The date range is a binary condition — either the document is within the last 30 days or it isn't. You want results sorted by relevance to the search terms, not by date.

  • Amust — because the date range is required for a document to appear in results
    Incorrect.must does require a match, but it also contributes to _score. A date range in must adds its score to the overall relevance, which distorts ranking based on how 'well' a document matches the date range — a meaningless signal for binary date conditions. must is correct when the match quality matters for ranking.
  • Bfilter — because it's a binary condition with no ranking signal, and filter results are cached
    Correct!Date ranges are binary: in range or not. There's no 'degree of match' that should influence relevance ranking.

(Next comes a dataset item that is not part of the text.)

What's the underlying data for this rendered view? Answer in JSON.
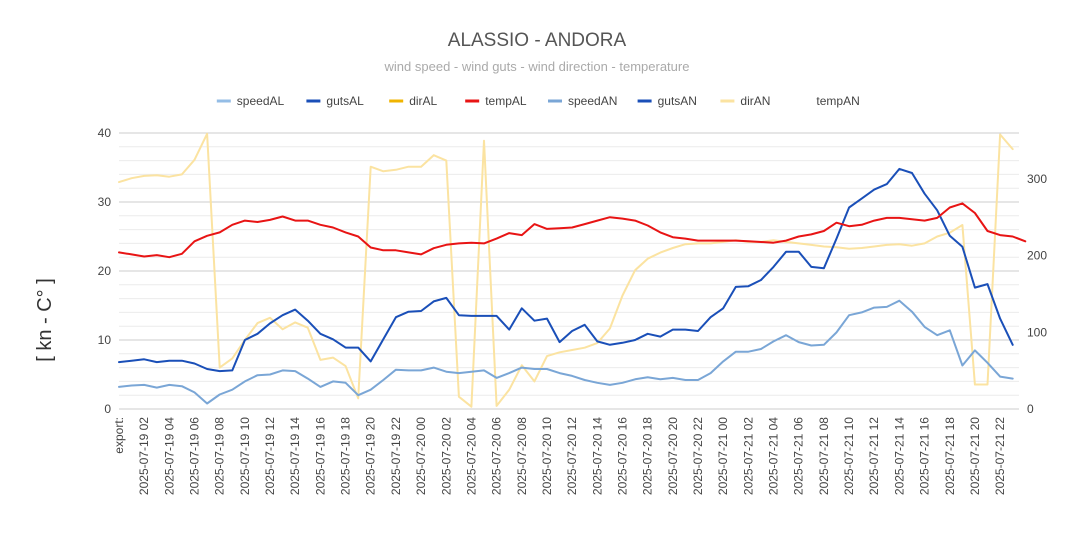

Putting the range in filter means: (1) it doesn't distort the relevance score from your actual search terms, (2) the range filter is cached at the segment level — repeated searches with the same 30-day window hit the cache, and (3) the query correctly separates 'what must match' from 'how relevant is the match'.
  • Cshould — so that recent documents score higher but older ones still appear
    Incorrect.should makes a clause optional and adds score when matched. If you want to boost recent documents without excluding older ones, should works — but the question specifies narrowing results to last 30 days, which requires exclusion. For a boost-without-exclusion use case, should is appropriate.
  • Dmust_not — to exclude documents outside the date range
    Incorrect.must_not excludes documents that match the condition. But the date range condition selects documents inside the range — must_not would exclude documents inside the range and keep everything outside it. That's the opposite of the intended behavior.

Hint:Is matching a date range a 'how relevant' question or a 'does it qualify' question?